Lower oil prices won’t have a major effect on Saudi Arabia’s economy, Al-Naimi said. Economic growth will expand 4.3 percent this year and 3.6 percent next year, according to analyst estimates compiled by Bloomberg.
Lack of cooperation from non-OPEC producers and wrong information in the market hit prices, Al-Naimi said. Saudi Arabia’s oil policy doesn’t target other countries, he said. If non-OPEC producers were to offer cuts, OPEC probably wouldn’t follow suit, he said. “If they want to cut they are welcome. We’re not going to cut. Certainly Saudi Arabia is not going to cut.”
High prices in the past three years and technological developments contributed to increased production, resulting in lower oil prices, Al-Naimi said. Brent averaged $100.61 a barrel this year, down from $108.71 in 2013 and $111.68 in 2012.

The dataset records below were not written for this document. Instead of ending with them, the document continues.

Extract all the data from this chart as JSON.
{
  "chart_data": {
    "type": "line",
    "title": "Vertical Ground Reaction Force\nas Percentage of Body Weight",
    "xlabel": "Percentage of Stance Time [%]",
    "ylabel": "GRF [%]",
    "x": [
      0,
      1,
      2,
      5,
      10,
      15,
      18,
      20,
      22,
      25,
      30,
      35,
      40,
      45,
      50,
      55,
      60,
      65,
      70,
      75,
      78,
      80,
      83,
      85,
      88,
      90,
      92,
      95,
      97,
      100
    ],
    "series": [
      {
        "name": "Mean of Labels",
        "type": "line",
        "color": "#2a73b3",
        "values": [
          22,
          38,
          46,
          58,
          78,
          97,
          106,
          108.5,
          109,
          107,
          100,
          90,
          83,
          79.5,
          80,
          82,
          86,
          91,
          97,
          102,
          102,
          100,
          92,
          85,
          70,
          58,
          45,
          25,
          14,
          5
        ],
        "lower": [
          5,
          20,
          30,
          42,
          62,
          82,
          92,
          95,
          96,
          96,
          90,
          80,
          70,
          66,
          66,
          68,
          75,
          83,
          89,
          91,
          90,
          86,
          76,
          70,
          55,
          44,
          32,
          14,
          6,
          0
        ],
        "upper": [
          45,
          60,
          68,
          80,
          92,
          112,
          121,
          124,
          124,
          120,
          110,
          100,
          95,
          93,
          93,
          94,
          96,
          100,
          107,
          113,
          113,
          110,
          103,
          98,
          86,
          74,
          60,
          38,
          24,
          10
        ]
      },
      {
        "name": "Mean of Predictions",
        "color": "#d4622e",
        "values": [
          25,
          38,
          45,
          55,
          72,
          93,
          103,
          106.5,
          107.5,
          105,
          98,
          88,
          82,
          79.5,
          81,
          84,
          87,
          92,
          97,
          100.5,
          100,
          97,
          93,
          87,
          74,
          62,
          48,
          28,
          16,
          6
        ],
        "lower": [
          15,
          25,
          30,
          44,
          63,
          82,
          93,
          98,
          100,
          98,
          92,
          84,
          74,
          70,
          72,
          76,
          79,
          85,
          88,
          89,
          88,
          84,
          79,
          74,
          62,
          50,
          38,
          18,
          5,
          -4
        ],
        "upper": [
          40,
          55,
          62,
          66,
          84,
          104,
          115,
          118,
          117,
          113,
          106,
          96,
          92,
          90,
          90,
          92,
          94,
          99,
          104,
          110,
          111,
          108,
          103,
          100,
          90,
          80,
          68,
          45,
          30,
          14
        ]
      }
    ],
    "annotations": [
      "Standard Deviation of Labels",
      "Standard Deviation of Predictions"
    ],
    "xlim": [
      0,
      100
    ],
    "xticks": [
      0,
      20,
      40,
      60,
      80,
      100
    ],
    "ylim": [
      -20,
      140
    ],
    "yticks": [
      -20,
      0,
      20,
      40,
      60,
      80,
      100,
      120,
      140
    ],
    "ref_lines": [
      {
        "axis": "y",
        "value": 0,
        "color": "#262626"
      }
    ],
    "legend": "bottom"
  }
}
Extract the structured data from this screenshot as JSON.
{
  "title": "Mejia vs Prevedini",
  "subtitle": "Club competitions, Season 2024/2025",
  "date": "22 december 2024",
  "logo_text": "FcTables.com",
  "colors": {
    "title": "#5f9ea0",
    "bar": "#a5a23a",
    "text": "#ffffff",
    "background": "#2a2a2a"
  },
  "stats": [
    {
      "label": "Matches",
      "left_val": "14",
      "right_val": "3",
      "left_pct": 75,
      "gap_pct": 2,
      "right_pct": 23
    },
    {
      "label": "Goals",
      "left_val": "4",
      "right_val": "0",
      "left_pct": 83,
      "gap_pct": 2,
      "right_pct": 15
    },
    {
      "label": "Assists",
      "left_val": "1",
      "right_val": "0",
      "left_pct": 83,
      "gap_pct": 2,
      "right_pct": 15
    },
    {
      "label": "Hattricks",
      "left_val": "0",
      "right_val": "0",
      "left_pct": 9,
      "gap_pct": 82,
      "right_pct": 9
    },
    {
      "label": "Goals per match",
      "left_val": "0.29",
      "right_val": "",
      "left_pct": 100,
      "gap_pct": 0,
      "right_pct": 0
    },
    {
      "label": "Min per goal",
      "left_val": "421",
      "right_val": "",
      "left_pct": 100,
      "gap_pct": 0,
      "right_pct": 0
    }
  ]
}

Output in the U.S. is the highest in three decades as companies split rocks to produce shale oil. Current prices won’t stimulate investment in energy in the long run, Al-Naimi said. Less efficient oil producers will be affected by low oil prices, he said.
Oil production costs between $5 to $100 a barrel to produce, Qatar’s Al Sada said at the conference. Shale oil costs between $30 to $90 a barrel, Al-Naimi said. “The rocks in the earth are not homogeneous, they have some sweet spots, where the oil is easier to get out, and sour spots, where it’s more difficult.”
Saudi Arabia has 265 billion barrels of oil reserves, and will increase refining capacity to 3.3 million barrels a day by 2017 from 2.1 million barrels in 2014, Al-Naimi said. It’s also looking to more joint ventures in downstream projects abroad, he said.
The nation wants to become an international hub for climate change and carbon emissions research, he said. Al-Naimi attended United Nations global warming talks in Lima, Peru, this month.